May 14, 2024 - Politics & Policy

Biden targets China — and Trump — with new tariffs

US President Joe Biden walks on the South Lawn of the White House before boarding Marine One in Washington, DC, US

President Biden on the South Lawn before boarding Marine One on May 9. Photographer: Bonnie Cash/UPI/Bloomberg via Getty Images

President Biden is launching a preemptive strike against cheap Chinese imports of electric vehicles, batteries, solar equipment and other goods with aggressive new tariffs on Tuesday.

Why it matters: It's a long-term protectionist play to allow America's nascent green technology, infrastructure and manufacturing industries — which Biden is subsidizing with over $1 trillion in direct investments — to get up to scale.

  • But Biden's new tariffs also have a shorter-term political target: Former President Trump.
  • They're part of a broader political strategy to co-opt Trump on some of the former president's perceived strengths: China, the border and relations with the business community.

Driving the news: Biden will announce the new tariffs on an additional $18 billion of Chinese imports in a Rose Garden ceremony at 12:15 p.m. ET today.

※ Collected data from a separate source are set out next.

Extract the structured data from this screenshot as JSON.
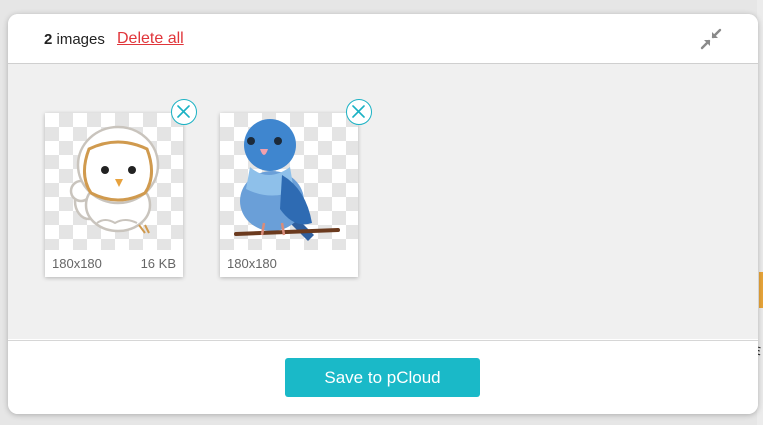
{
  "header": {
    "image_count": "2",
    "images_label": "images",
    "delete_all_label": "Delete all",
    "minimize_icon": "collapse-arrows-icon"
  },
  "images": [
    {
      "subject": "owl",
      "dimensions": "180x180",
      "file_size": "16 KB",
      "remove_icon": "close-circle-icon"
    },
    {
      "subject": "blue parakeet",
      "dimensions": "180x180",
      "file_size": "",
      "remove_icon": "close-circle-icon"
    }
  ],
  "footer": {
    "save_label": "Save to pCloud"
  },
  "colors": {
    "accent": "#1ab9c8",
    "danger": "#e0353a",
    "background": "#f0f0f0"
  }
}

  • The goal: to ensure that U.S. green tech and manufacturing industries are "not undercut by a flood of unfairly underpriced exports from China in areas like EVs batteries, vital medical equipment, steel and aluminum semiconductors and solar, " Lael Brainard, the director of the National Economic Council, told reporters.

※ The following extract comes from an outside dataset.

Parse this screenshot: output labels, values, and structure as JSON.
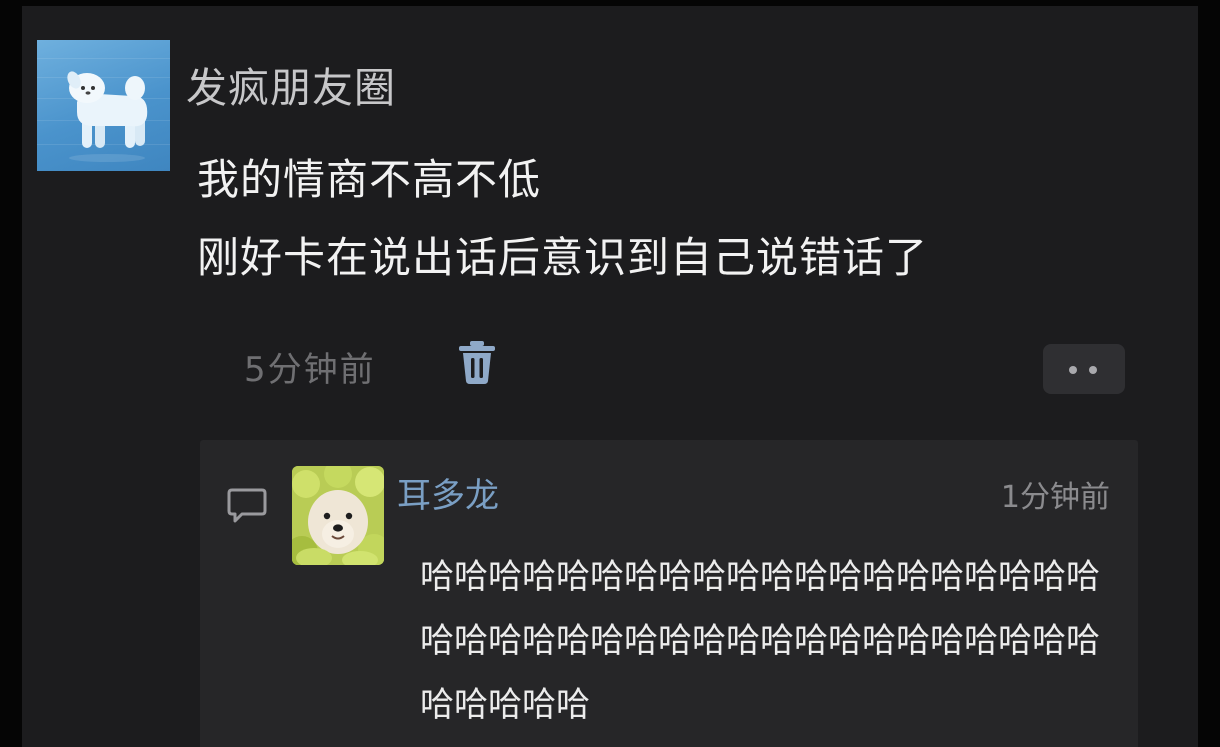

Zoom in: Quadrupling tariffs on Chinese EVs and tripling steel and aluminum duties allow Biden to flesh out his broader argument that his China approach is both tougher and more targeted than Trump's.

  • But there are clear risks attached to Biden's strategy. For one, five months ahead of the election, Biden could escalate a trade war with Beijing. That could have negative consequences for an economy voters don't care for.
  • Biden is also engaging with Trump on an issue the former President clearly relishes and which has bolstered his popularity in rural America.

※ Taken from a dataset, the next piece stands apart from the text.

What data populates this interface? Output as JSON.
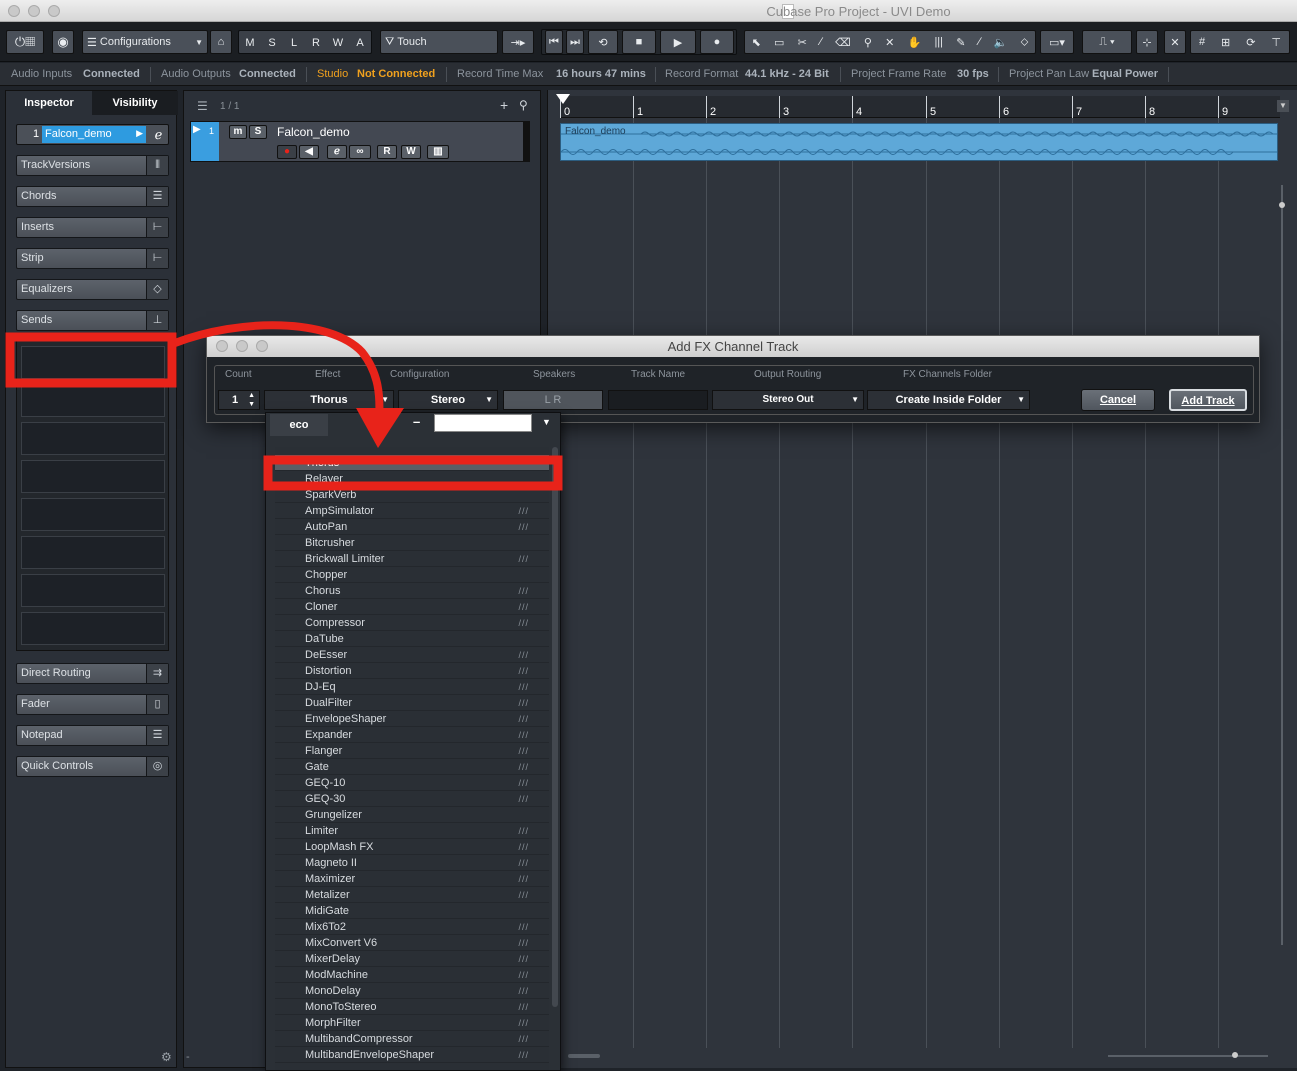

State of play: Biden officials said they didn't know how — or if — Beijing will retaliate. But they do expect Beijing to speak out publicly.

  • "Hopefully we will not see a significant Chinese response — but that's always a possibility," Treasury Secretary Janet Yellen told Bloomberg.
  • Biden is also keeping Trump-era tariffs on some $300 billion in Chinese goods — a tacit recognition that both parties are now more hawkish on China.

By the numbers: For EVs, the tariff rate will increase from 25% to 100% in 2024.

  • For lithium-ion EV batteries: 7.5% to 25% in 2024.
  • For semiconductors: 25% to 50% by 2025.
  • For solar cells: 25% to 50% in 2024.
  • For certain medical products, like syringes and needles: 0% to 50% in 2024.
  • And for certain steel and aluminum products tariffs: 0–7.5% to 25% in 2024.

Between the lines: Biden officials argue that their tariffs will not add to U.S. inflation because the amount of goods they are targeting is too small.

The big picture: Biden has loudly and proudly articulated his belief that the United States needs a new industrial policy to help stand up America's clean technology manufacturing and improve supply lines for critical industries.

  • The Biden administration has also been sounding the alarms about overcapacity in China's economy, with Yellen using a trip to Beijing in April to warn of a new potential "China shock."
  • Biden's Inflation Reduction Act is focused on subsidizing clean energy technologies at a price tag that could reach $1.2 trillion. The Chips and Sciences Act includes some $53 billion for loans and grants to build semiconductors in the U.S.